[Date Prev][Date Next] [Chronological] [Thread] [Top]

BDB recover problem after unnormally system shutdown (ITS#3355)



Full_Name: Attila Szuts
Version: 2.2.13
OS: Debian Sarge
URL: ftp://ftp.openldap.org/incoming/
Submission from: (NULL) (195.56.97.217)


BDB 4.2.52
LDAP: 2.2.13 (But I think it is in newer versions.)

I don't if anyone had similar problem, but it happened to me multiple times at
the past...
I run OpenLDAP on a mail server as user database server. I modify ldap entries
with some PHP
scripts.

slapd.conf:
-----------
# Features to permit
allow bind_v2

include   /etc/ldap/schema/core.schema
include   /etc/ldap/schema/cosine.schema
include   /etc/ldap/schema/nis.schema
include   /etc/ldap/schema/inetorgperson.schema

schemacheck     on
pidfile         /var/run/slapd.pid
argsfile        /var/run/slapd.args

backend   bdb
database  bdb
checkpoint 10 2
cachesize 1000

suffix          "dc=nowhere,dc=com"
directory       <path_to_db_dir>
index           objectClass pres,eq
lastmod         on
sizelimit -1

#And some ACLs...
-------------------------

BDB DB_CONFIG file: (reside in slapd.conf -> directory)
-------------------
set_lk_max_locks   2000
set_lk_max_lockers 2000
set_lk_max_objects 2000

set_lg_bsize    1048576
set_lg_max      6291456
-------------------------

I thought that my config settings will be automatically committing any changes
in BDB after
2 minutes or after 10kb.
Then came an unplanned system shutdown(caused by eletrical breakdown without
notice, but
hours later than last ldap entry has modified).
After booting slapd was normally restarted by initd.

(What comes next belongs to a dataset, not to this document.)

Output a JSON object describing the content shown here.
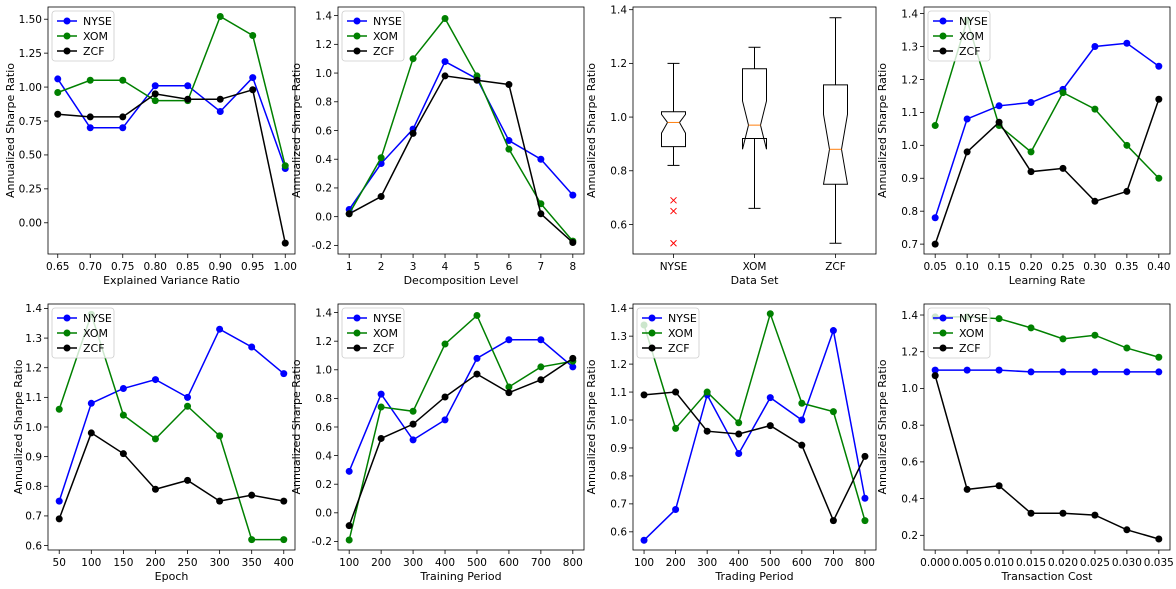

All works fine, except I could not see my last few changes in ldap.

I repaired database with db_recover -v , but it doesn't help.
(When I used db_recover -v -c I became this error message:
  db_recover: Finding last valid log LSN: file: 1 offset 1079544
  db_recover: Recovery starting from [1][28]
  db_recover: Log sequence error: page LSN 1 1052620; previous LSN 1 1095735
  db_recover: Recovery function for LSN 1 1052620 failed on forward pass
  db_recover: PANIC: Invalid argument
  db_recover: PANIC: fatal region error detected; run recovery
)

I moved the whole database to another place and vi-ed(viewed) the
log.0000000001
file and saw that my modifications(entries) are 100kbyte before EOF.(10 times
more than 10kbyte!)
Then I vi-ed dn2id.bdb and id2entry.bdb files but couldn't find these entries.

Why cannot db_recover *really* recover data from the logfile? I couldn't find
any software that can parse log file or bdb files to see records inner BDB.
(Similar has happened with previous OpenLDAP versions, but I can't reproduce
this error because
this can easily kill my machines. Sorry.)

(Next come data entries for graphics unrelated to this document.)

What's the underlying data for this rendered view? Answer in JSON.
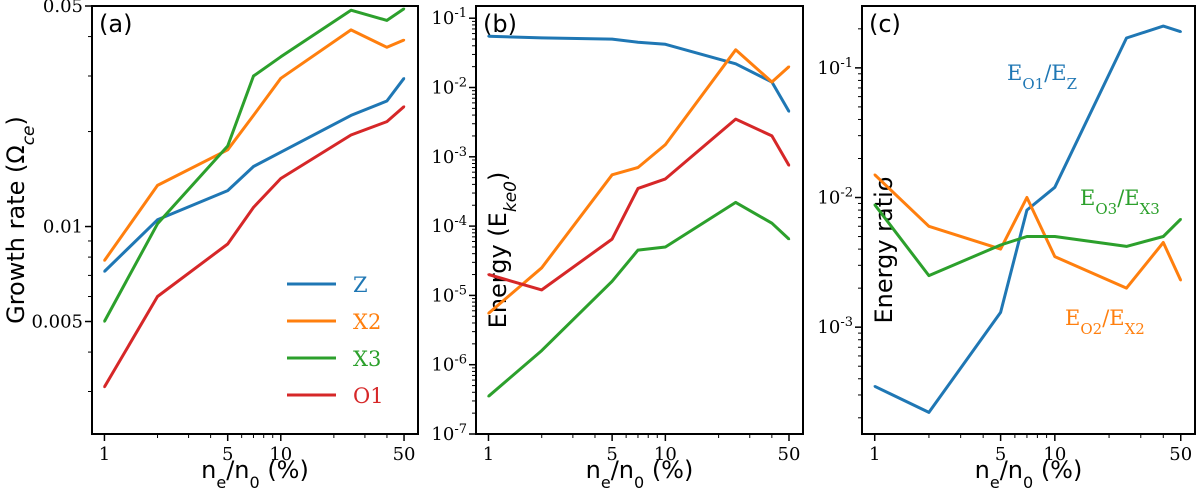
{
  "colors": {
    "Z": "#1f77b4",
    "X2": "#ff7f0e",
    "X3": "#2ca02c",
    "O1": "#d62728"
  },
  "chart_data": [
    {
      "id": "a",
      "type": "line",
      "panel_label": "(a)",
      "xscale": "log",
      "yscale": "log",
      "xlim": [
        0.85,
        60
      ],
      "ylim": [
        0.0022,
        0.05
      ],
      "xticks": [
        1,
        5,
        10,
        50
      ],
      "xtick_labels": [
        "1",
        "5",
        "10",
        "50"
      ],
      "yticks": [
        0.005,
        0.01,
        0.05
      ],
      "ytick_labels": [
        "0.005",
        "0.01",
        "0.05"
      ],
      "ylabel_parts": [
        "Growth rate (Ω",
        "ce",
        ")"
      ],
      "xlabel_parts": [
        "n",
        "e",
        "/n",
        "0",
        " (%)"
      ],
      "legend_position": "lower-right",
      "legend": [
        "Z",
        "X2",
        "X3",
        "O1"
      ],
      "x": [
        1,
        2,
        5,
        7,
        10,
        25,
        40,
        50
      ],
      "series": [
        {
          "name": "Z",
          "values": [
            0.0072,
            0.0105,
            0.013,
            0.0155,
            0.0172,
            0.0225,
            0.025,
            0.0295
          ]
        },
        {
          "name": "X2",
          "values": [
            0.0078,
            0.0135,
            0.0175,
            0.0225,
            0.0295,
            0.042,
            0.037,
            0.039
          ]
        },
        {
          "name": "X3",
          "values": [
            0.005,
            0.0102,
            0.018,
            0.03,
            0.0345,
            0.0485,
            0.045,
            0.049
          ]
        },
        {
          "name": "O1",
          "values": [
            0.0031,
            0.006,
            0.0088,
            0.0115,
            0.0142,
            0.0195,
            0.0215,
            0.024
          ]
        }
      ]
    },
    {
      "id": "b",
      "type": "line",
      "panel_label": "(b)",
      "xscale": "log",
      "yscale": "log",
      "xlim": [
        0.85,
        60
      ],
      "ylim": [
        1e-07,
        0.15
      ],
      "xticks": [
        1,
        5,
        10,
        50
      ],
      "xtick_labels": [
        "1",
        "5",
        "10",
        "50"
      ],
      "yticks": [
        1e-07,
        1e-06,
        1e-05,
        0.0001,
        0.001,
        0.01,
        0.1
      ],
      "ytick_base": "10",
      "ytick_exponents": [
        "-7",
        "-6",
        "-5",
        "-4",
        "-3",
        "-2",
        "-1"
      ],
      "ylabel_parts": [
        "Energy (E",
        "ke0",
        ")"
      ],
      "xlabel_parts": [
        "n",
        "e",
        "/n",
        "0",
        " (%)"
      ],
      "x": [
        1,
        2,
        5,
        7,
        10,
        25,
        40,
        50
      ],
      "series": [
        {
          "name": "Z",
          "values": [
            0.055,
            0.052,
            0.05,
            0.045,
            0.042,
            0.022,
            0.012,
            0.0045
          ]
        },
        {
          "name": "X2",
          "values": [
            5.5e-06,
            2.5e-05,
            0.00055,
            0.0007,
            0.0015,
            0.035,
            0.012,
            0.02
          ]
        },
        {
          "name": "X3",
          "values": [
            3.5e-07,
            1.6e-06,
            1.6e-05,
            4.5e-05,
            5e-05,
            0.00022,
            0.00011,
            6.5e-05
          ]
        },
        {
          "name": "O1",
          "values": [
            2e-05,
            1.2e-05,
            6.5e-05,
            0.00035,
            0.00048,
            0.0035,
            0.002,
            0.00075
          ]
        }
      ]
    },
    {
      "id": "c",
      "type": "line",
      "panel_label": "(c)",
      "xscale": "log",
      "yscale": "log",
      "xlim": [
        0.85,
        60
      ],
      "ylim": [
        0.00015,
        0.3
      ],
      "xticks": [
        1,
        5,
        10,
        50
      ],
      "xtick_labels": [
        "1",
        "5",
        "10",
        "50"
      ],
      "yticks": [
        0.001,
        0.01,
        0.1
      ],
      "ytick_base": "10",
      "ytick_exponents": [
        "-3",
        "-2",
        "-1"
      ],
      "ylabel": "Energy ratio",
      "xlabel_parts": [
        "n",
        "e",
        "/n",
        "0",
        " (%)"
      ],
      "x": [
        1,
        2,
        5,
        7,
        10,
        25,
        40,
        50
      ],
      "series": [
        {
          "name": "O1/Z",
          "color_key": "Z",
          "values": [
            0.00035,
            0.00022,
            0.0013,
            0.008,
            0.012,
            0.17,
            0.21,
            0.19
          ]
        },
        {
          "name": "O2/X2",
          "color_key": "X2",
          "values": [
            0.015,
            0.006,
            0.004,
            0.01,
            0.0035,
            0.002,
            0.0045,
            0.0023
          ]
        },
        {
          "name": "O3/X3",
          "color_key": "X3",
          "values": [
            0.0088,
            0.0025,
            0.0043,
            0.005,
            0.005,
            0.0042,
            0.005,
            0.0068
          ]
        }
      ],
      "annotations": [
        {
          "color_key": "Z",
          "num": "E",
          "num_sub": "O1",
          "den": "/E",
          "den_sub": "Z",
          "anchor": "upper-middle"
        },
        {
          "color_key": "X3",
          "num": "E",
          "num_sub": "O3",
          "den": "/E",
          "den_sub": "X3",
          "anchor": "right-middle"
        },
        {
          "color_key": "X2",
          "num": "E",
          "num_sub": "O2",
          "den": "/E",
          "den_sub": "X2",
          "anchor": "lower-right"
        }
      ]
    }
  ]
}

Am I misconfigured something, or Berkeley DB is faulty or something else? What
shall I do in the
same situation?
I don't know exactly how OpenLDAP with BDB or standalone BDB internally works,
if this seems like BDB bug then sorry this bugreport and please give me some
instruction how/what to test or post to BDB buglist.

Thanks
Attila

P.S: Another BDB problem was when disk space runs out: slapd and BDB crashes,
and can't recover.